Definition 1:
Let $G$ be a group. The lower central series of $G$ is the sequence $\big(C^n(G)\big)_{n\ge 1}$ of subgroups of $G$ defined inductively by: $C^1(G)=G$ and $$C^{n+1}(G)=[G,C^n(G)],$$ where $[G,C^n(G)]$ denotes the subgroup generated by the commutators $[g,g']$ with $g\in G$ and $g'\in C^n(G)$.
Definition 2:
A group $G$ is called nilpotent if there exists an integer $n$ such that $C^{n+1}(G)=\{e\}$. The least integer $n$ such that $C^{n+1}(G)=\{e\}$ is called the nilpotency class of a nilpotent group $G$.

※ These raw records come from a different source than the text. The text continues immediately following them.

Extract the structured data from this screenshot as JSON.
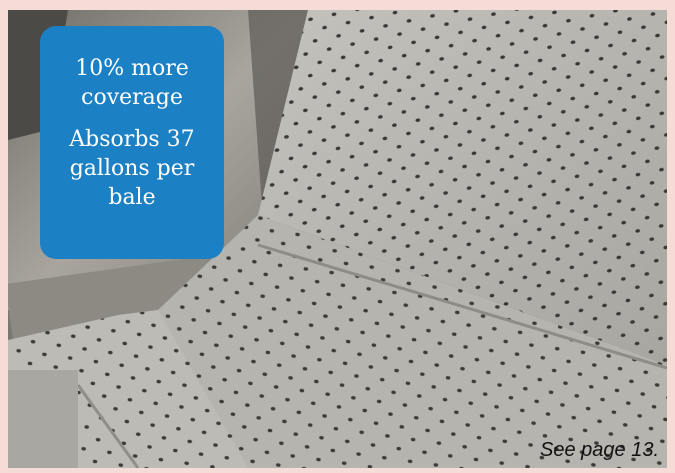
{
  "callout": {
    "line1": "10% more coverage",
    "line2": "Absorbs 37 gallons per bale",
    "background": "#1c80c4",
    "text_color": "#ffffff"
  },
  "caption": {
    "page_ref": "See page 13."
  },
  "photo": {
    "subject": "gray dimpled absorbent pads laid on floor next to metal container",
    "pad_color": "#b9b7b1",
    "dimple_color": "#3a3835"
  }
}
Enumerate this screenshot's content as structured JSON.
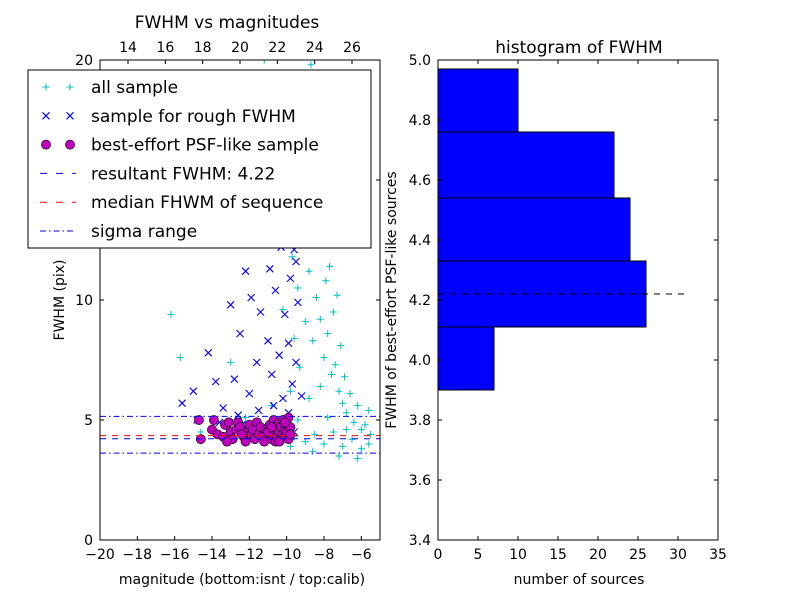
{
  "chart_data": [
    {
      "type": "scatter",
      "title": "FWHM vs magnitudes",
      "xlabel": "magnitude (bottom:isnt / top:calib)",
      "ylabel": "FWHM (pix)",
      "xlim": [
        -20,
        -5
      ],
      "ylim": [
        0,
        20
      ],
      "x_ticks": [
        -20,
        -18,
        -16,
        -14,
        -12,
        -10,
        -8,
        -6
      ],
      "x_tick_labels": [
        "−20",
        "−18",
        "−16",
        "−14",
        "−12",
        "−10",
        "−8",
        "−6"
      ],
      "y_ticks": [
        0,
        5,
        10,
        15,
        20
      ],
      "y_tick_labels": [
        "0",
        "5",
        "10",
        "15",
        "20"
      ],
      "top_axis_ticks": [
        14,
        16,
        18,
        20,
        22,
        24,
        26
      ],
      "top_axis_offset": 32.5,
      "grid": false,
      "legend_position": "top-left",
      "legend": [
        {
          "label": "all sample",
          "marker": "plus",
          "color": "#00bfbf"
        },
        {
          "label": "sample for rough FWHM",
          "marker": "x",
          "color": "#0000ff"
        },
        {
          "label": "best-effort PSF-like sample",
          "marker": "circle",
          "color": "#bf00bf"
        },
        {
          "label": "resultant FWHM: 4.22",
          "line": "dashed",
          "color": "#0000ff"
        },
        {
          "label": "median FHWM of sequence",
          "line": "dashed",
          "color": "#ff0000"
        },
        {
          "label": "sigma range",
          "line": "dashdot",
          "color": "#0000ff"
        }
      ],
      "hlines": [
        {
          "y": 4.22,
          "style": "dashed",
          "color": "#0000ff"
        },
        {
          "y": 4.35,
          "style": "dashed",
          "color": "#ff0000"
        },
        {
          "y": 5.15,
          "style": "dashdot",
          "color": "#0000ff"
        },
        {
          "y": 3.62,
          "style": "dashdot",
          "color": "#0000ff"
        }
      ],
      "series": [
        {
          "name": "all sample",
          "marker": "plus",
          "color": "#00bfbf",
          "points": [
            [
              -16.2,
              9.4
            ],
            [
              -15.7,
              7.6
            ],
            [
              -14.6,
              4.5
            ],
            [
              -13.0,
              7.4
            ],
            [
              -12.2,
              5.1
            ],
            [
              -11.6,
              4.9
            ],
            [
              -10.8,
              5.6
            ],
            [
              -10.4,
              4.6
            ],
            [
              -10.2,
              9.6
            ],
            [
              -9.9,
              13.5
            ],
            [
              -9.8,
              6.2
            ],
            [
              -9.7,
              11.8
            ],
            [
              -9.6,
              8.4
            ],
            [
              -9.5,
              15.2
            ],
            [
              -9.4,
              10.5
            ],
            [
              -9.3,
              7.2
            ],
            [
              -9.2,
              12.6
            ],
            [
              -9.1,
              16.4
            ],
            [
              -9.0,
              9.1
            ],
            [
              -8.9,
              14.1
            ],
            [
              -8.8,
              11.2
            ],
            [
              -8.7,
              19.8
            ],
            [
              -8.6,
              8.3
            ],
            [
              -8.5,
              13.0
            ],
            [
              -8.4,
              10.1
            ],
            [
              -8.3,
              17.2
            ],
            [
              -8.2,
              9.2
            ],
            [
              -8.1,
              12.3
            ],
            [
              -8.0,
              7.6
            ],
            [
              -7.9,
              10.8
            ],
            [
              -7.8,
              8.6
            ],
            [
              -7.7,
              11.4
            ],
            [
              -7.6,
              6.9
            ],
            [
              -7.5,
              9.5
            ],
            [
              -7.4,
              7.3
            ],
            [
              -7.3,
              10.2
            ],
            [
              -7.2,
              6.2
            ],
            [
              -7.1,
              8.1
            ],
            [
              -7.0,
              5.7
            ],
            [
              -6.9,
              6.8
            ],
            [
              -6.8,
              5.3
            ],
            [
              -6.6,
              6.1
            ],
            [
              -6.4,
              4.9
            ],
            [
              -6.2,
              5.6
            ],
            [
              -6.0,
              4.6
            ],
            [
              -5.8,
              4.8
            ],
            [
              -5.6,
              5.4
            ],
            [
              -5.5,
              4.4
            ],
            [
              -9.6,
              4.3
            ],
            [
              -9.0,
              4.1
            ],
            [
              -8.5,
              4.4
            ],
            [
              -8.0,
              4.0
            ],
            [
              -7.5,
              4.5
            ],
            [
              -7.0,
              3.9
            ],
            [
              -6.5,
              4.2
            ],
            [
              -6.0,
              3.8
            ],
            [
              -5.6,
              4.0
            ],
            [
              -8.8,
              5.9
            ],
            [
              -8.2,
              6.4
            ],
            [
              -7.8,
              5.1
            ],
            [
              -9.4,
              5.0
            ],
            [
              -6.8,
              4.6
            ],
            [
              -7.2,
              3.5
            ],
            [
              -6.2,
              3.4
            ],
            [
              -8.6,
              3.7
            ],
            [
              -11.2,
              20.0
            ],
            [
              -10.6,
              19.2
            ],
            [
              -9.0,
              18.1
            ],
            [
              -8.2,
              15.4
            ],
            [
              -7.6,
              13.1
            ],
            [
              -9.8,
              3.9
            ],
            [
              -10.2,
              4.1
            ]
          ]
        },
        {
          "name": "sample for rough FWHM",
          "marker": "x",
          "color": "#0000ff",
          "points": [
            [
              -15.6,
              5.7
            ],
            [
              -15.0,
              6.2
            ],
            [
              -14.2,
              7.8
            ],
            [
              -13.8,
              6.6
            ],
            [
              -13.4,
              5.5
            ],
            [
              -13.0,
              9.8
            ],
            [
              -12.8,
              6.7
            ],
            [
              -12.5,
              8.6
            ],
            [
              -12.2,
              11.2
            ],
            [
              -12.0,
              6.1
            ],
            [
              -11.8,
              12.6
            ],
            [
              -11.6,
              7.4
            ],
            [
              -11.4,
              9.5
            ],
            [
              -11.2,
              14.6
            ],
            [
              -11.0,
              8.3
            ],
            [
              -10.9,
              11.3
            ],
            [
              -10.8,
              6.9
            ],
            [
              -10.6,
              10.4
            ],
            [
              -10.5,
              13.1
            ],
            [
              -10.4,
              7.7
            ],
            [
              -10.3,
              12.2
            ],
            [
              -10.2,
              5.9
            ],
            [
              -10.1,
              9.4
            ],
            [
              -10.0,
              15.2
            ],
            [
              -9.9,
              8.2
            ],
            [
              -9.8,
              10.9
            ],
            [
              -9.7,
              6.5
            ],
            [
              -9.6,
              12.1
            ],
            [
              -9.5,
              7.4
            ],
            [
              -9.4,
              9.9
            ],
            [
              -9.3,
              14.0
            ],
            [
              -9.2,
              6.0
            ],
            [
              -12.6,
              5.2
            ],
            [
              -11.5,
              5.4
            ],
            [
              -10.7,
              5.6
            ],
            [
              -9.9,
              5.3
            ],
            [
              -14.8,
              5.0
            ],
            [
              -13.6,
              4.9
            ],
            [
              -12.4,
              4.8
            ],
            [
              -11.3,
              4.7
            ],
            [
              -10.4,
              4.6
            ],
            [
              -9.6,
              4.5
            ],
            [
              -11.9,
              10.1
            ],
            [
              -10.8,
              13.8
            ],
            [
              -9.5,
              11.6
            ]
          ]
        },
        {
          "name": "best-effort PSF-like sample",
          "marker": "circle",
          "color": "#bf00bf",
          "points": [
            [
              -14.7,
              5.0
            ],
            [
              -14.6,
              4.2
            ],
            [
              -14.0,
              4.6
            ],
            [
              -13.9,
              5.0
            ],
            [
              -13.7,
              4.4
            ],
            [
              -13.4,
              4.3
            ],
            [
              -13.3,
              4.8
            ],
            [
              -13.1,
              4.9
            ],
            [
              -13.0,
              4.5
            ],
            [
              -12.9,
              4.2
            ],
            [
              -12.7,
              4.6
            ],
            [
              -12.6,
              4.9
            ],
            [
              -12.5,
              4.7
            ],
            [
              -12.3,
              4.3
            ],
            [
              -12.2,
              4.1
            ],
            [
              -12.1,
              4.5
            ],
            [
              -12.0,
              4.8
            ],
            [
              -11.9,
              4.4
            ],
            [
              -11.8,
              4.6
            ],
            [
              -11.7,
              4.2
            ],
            [
              -11.6,
              4.9
            ],
            [
              -11.5,
              4.4
            ],
            [
              -11.4,
              4.7
            ],
            [
              -11.3,
              4.3
            ],
            [
              -11.2,
              4.1
            ],
            [
              -11.1,
              4.6
            ],
            [
              -11.0,
              4.5
            ],
            [
              -10.9,
              4.8
            ],
            [
              -10.8,
              4.2
            ],
            [
              -10.7,
              5.0
            ],
            [
              -10.7,
              4.4
            ],
            [
              -10.6,
              4.6
            ],
            [
              -10.6,
              4.1
            ],
            [
              -10.5,
              4.8
            ],
            [
              -10.5,
              4.3
            ],
            [
              -10.4,
              4.5
            ],
            [
              -10.4,
              4.9
            ],
            [
              -10.3,
              4.2
            ],
            [
              -10.3,
              4.7
            ],
            [
              -10.2,
              4.4
            ],
            [
              -10.2,
              5.0
            ],
            [
              -10.1,
              4.6
            ],
            [
              -10.1,
              4.3
            ],
            [
              -10.0,
              4.8
            ],
            [
              -10.0,
              4.5
            ],
            [
              -9.9,
              4.2
            ],
            [
              -9.9,
              5.1
            ],
            [
              -9.8,
              4.7
            ],
            [
              -9.8,
              4.4
            ],
            [
              -10.1,
              4.9
            ],
            [
              -10.4,
              4.1
            ],
            [
              -10.8,
              4.7
            ],
            [
              -12.4,
              4.4
            ],
            [
              -13.2,
              4.1
            ]
          ]
        }
      ]
    },
    {
      "type": "bar",
      "orientation": "horizontal",
      "title": "histogram of FWHM",
      "xlabel": "number of sources",
      "ylabel": "FWHM of best-effort PSF-like sources",
      "xlim": [
        0,
        35
      ],
      "ylim": [
        3.4,
        5.0
      ],
      "x_ticks": [
        0,
        5,
        10,
        15,
        20,
        25,
        30,
        35
      ],
      "x_tick_labels": [
        "0",
        "5",
        "10",
        "15",
        "20",
        "25",
        "30",
        "35"
      ],
      "y_ticks": [
        3.4,
        3.6,
        3.8,
        4.0,
        4.2,
        4.4,
        4.6,
        4.8,
        5.0
      ],
      "y_tick_labels": [
        "3.4",
        "3.6",
        "3.8",
        "4.0",
        "4.2",
        "4.4",
        "4.6",
        "4.8",
        "5.0"
      ],
      "grid": false,
      "bar_color": "#0000ff",
      "bins": [
        {
          "low": 3.9,
          "high": 4.11,
          "count": 7
        },
        {
          "low": 4.11,
          "high": 4.33,
          "count": 26
        },
        {
          "low": 4.33,
          "high": 4.54,
          "count": 24
        },
        {
          "low": 4.54,
          "high": 4.76,
          "count": 22
        },
        {
          "low": 4.76,
          "high": 4.97,
          "count": 10
        }
      ],
      "hline": {
        "y": 4.22,
        "x_end": 31.3,
        "style": "dashed",
        "color": "#000000"
      }
    }
  ]
}
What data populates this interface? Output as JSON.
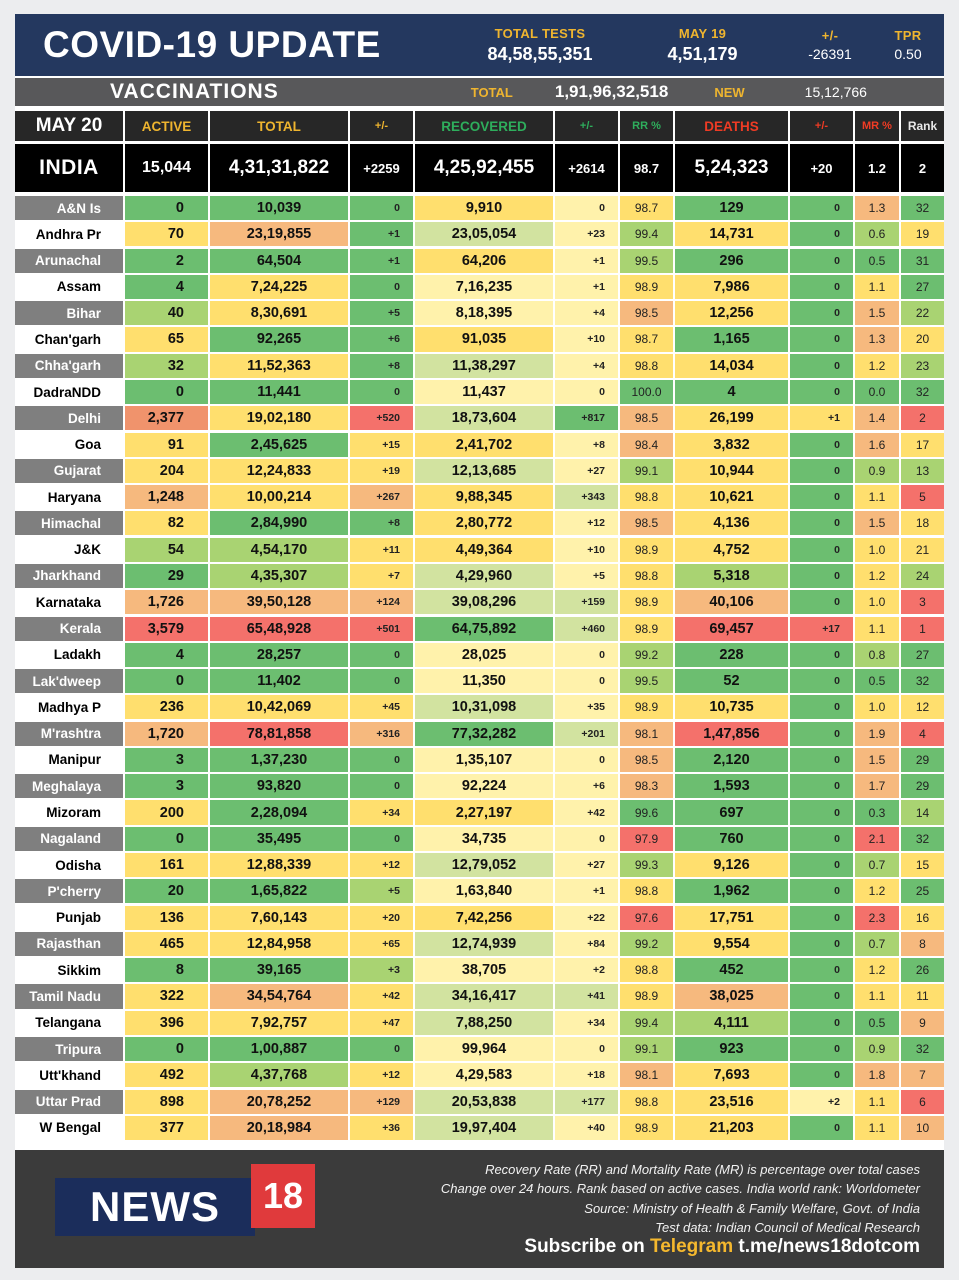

Now, let $(G_i)_{1\leq i\leq p}$ be a finite sequence of nilpotent groups. I have to show that the group $$\prod_{i=1}^p G_i$$ is also nilpotent.
Attempt: (not much of an attempt)
Let $(n_i)_{1\leq i\leq p}$ be the sequence of the nilpotency classes of the family $(G_i)_{1\leq i\leq p}$: i.e. $n_i\in\mathbb{N}$ is the least integer such that
$$C^{n_i+1}(G_i)=\{e_i\}.$$
I have to find a $k\in\mathbb{N}$ such that $C^{k+1}(\prod_{i=1}^pG_i)=\{(e_i)_{1\leq i\leq p}\}$.
I have no idea where to start or what strategy to employ. I only know that somehow I have to use the sequence of nilpotency classes $(n_i)_{1\leq i\leq p}$. Any hints?